Saying that you are gauranteed to lose a 80/20 hand 20% of the time is just being silly. Uou dont think that over 10 80/20's that you will have lost exactly 20% of them?
Even over 999999999 80/20's there is stil a chance that you will lose ALL of them. Nothing in poker is gauranteed

You don't have to see it to believe it, since it's a mathematical construct. The CLT dictates that a sufficiently large number of identically distributed independent random variables each with finite mean and variance will be approximately normally distributed. How approximate is good enough? Since parametric statistical tests that assume a normal distribution (anova, t tests, etc) are pretty robust, perfect normality isn't a requirement.

Also, "parts of a curve" don't have distributional qualities. A set of data is characterized by some statistical distribution. Some distributions fit data better than others.

Finally, it doesn't matter what actual values are in a normal distribution, since the mean is defined as zero.

An 80/20 hand is defined as one with a probability that you will win 80% of the time. Probability is mathematically equivalent to the frequency of something occurring. Given an infinite number of trials, it is guaranteed that a success will occur 80% of the time and a failure 20% of the time.
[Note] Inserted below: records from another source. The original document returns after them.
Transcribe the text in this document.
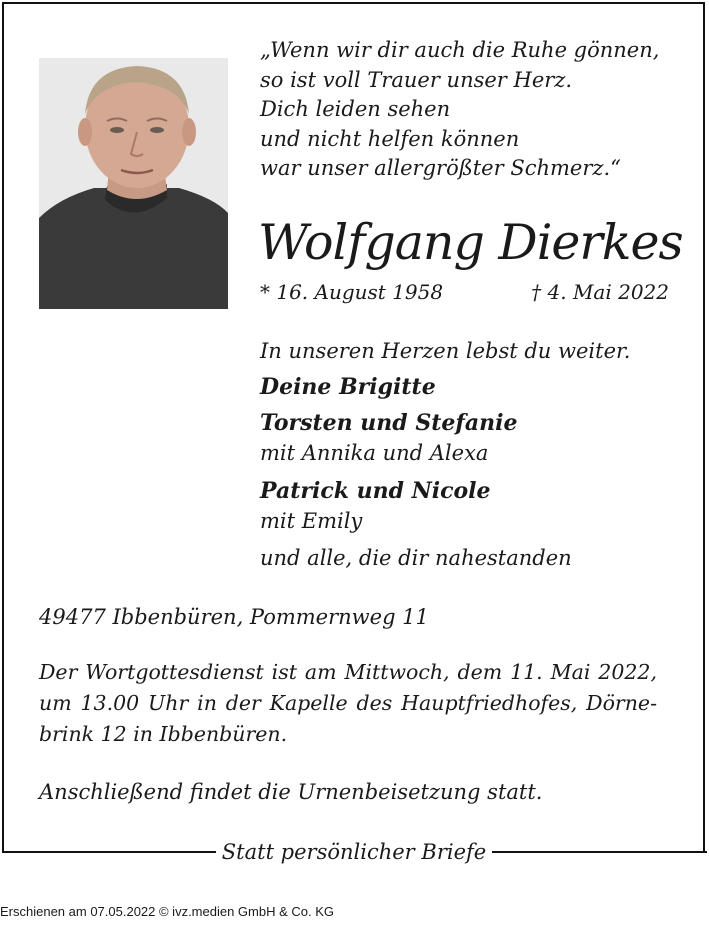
„Wenn wir dir auch die Ruhe gönnen,
so ist voll Trauer unser Herz.
Dich leiden sehen
und nicht helfen können
war unser allergrößter Schmerz.“
Wolfgang Dierkes
* 16. August 1958	† 4. Mai 2022
In unseren Herzen lebst du weiter.
Deine Brigitte
Torsten und Stefanie
mit Annika und Alexa
Patrick und Nicole
mit Emily
und alle, die dir nahestanden
49477 Ibbenbüren, Pommernweg 11
Der Wortgottesdienst ist am Mittwoch, dem 11. Mai 2022,
um 13.00 Uhr in der Kapelle des Hauptfriedhofes, Dörne-
brink 12 in Ibbenbüren.
Anschließend findet die Urnenbeisetzung statt.
Statt persönlicher Briefe
Erschienen am 07.05.2022 © ivz.medien GmbH & Co. KG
No sorry. There is still the possibility that you lose all of them. Correct? Then you cannot guarantee anything. If you ran AA vs QQ 99999999999 times you cannot guarantee that the times the AA will win is the region of 80%. It's simple logic. There is still that chance that you lose ALL of them.
What you are trying to say is that more than likely, a huge possibilty in fact, the aces will win roughly 80% of the time.

The guy with the nl 25 10k in a month challange,
only broke even after his first 17k hands...

This is the most absolute basic of probability concepts. The probability of an event is exactly identical to the frequency of that event happening over an infinite number of trials, by definition. In a small number of trials, say 10, AA might lost to QQ more then 20% of the time. This is because the process is "stochastic." The more times you repeat the trial, the more likely it is to converge on the true frequency. In your example, the probability of AA losing to QQ 99999999999 in a row is (0.2)^11= 0.00000002, or 1 time in 48 million. How do I know this? Because of the math, which is "simple logic."

Here's an experiment you can do yourself that might help convince you that what I say is true. Take a die. If you roll it, the likelihood of getting a "1" is exactly 1 in 6. This isn't TOO far off the likelihood of QQ beating AA (1 in 5). Roll the die 6 times. Write down how many time a "1" comes up. Now keep doing that. The more times you roll the die, the more close to 0.16667 n (which is equal to number of times 1 is rolled divided by number of times any other number is tolled) will be. If math doesn't convince you, perhaps empirical evidence will. If neither of these two approaches is convincing, please join me at my poker table.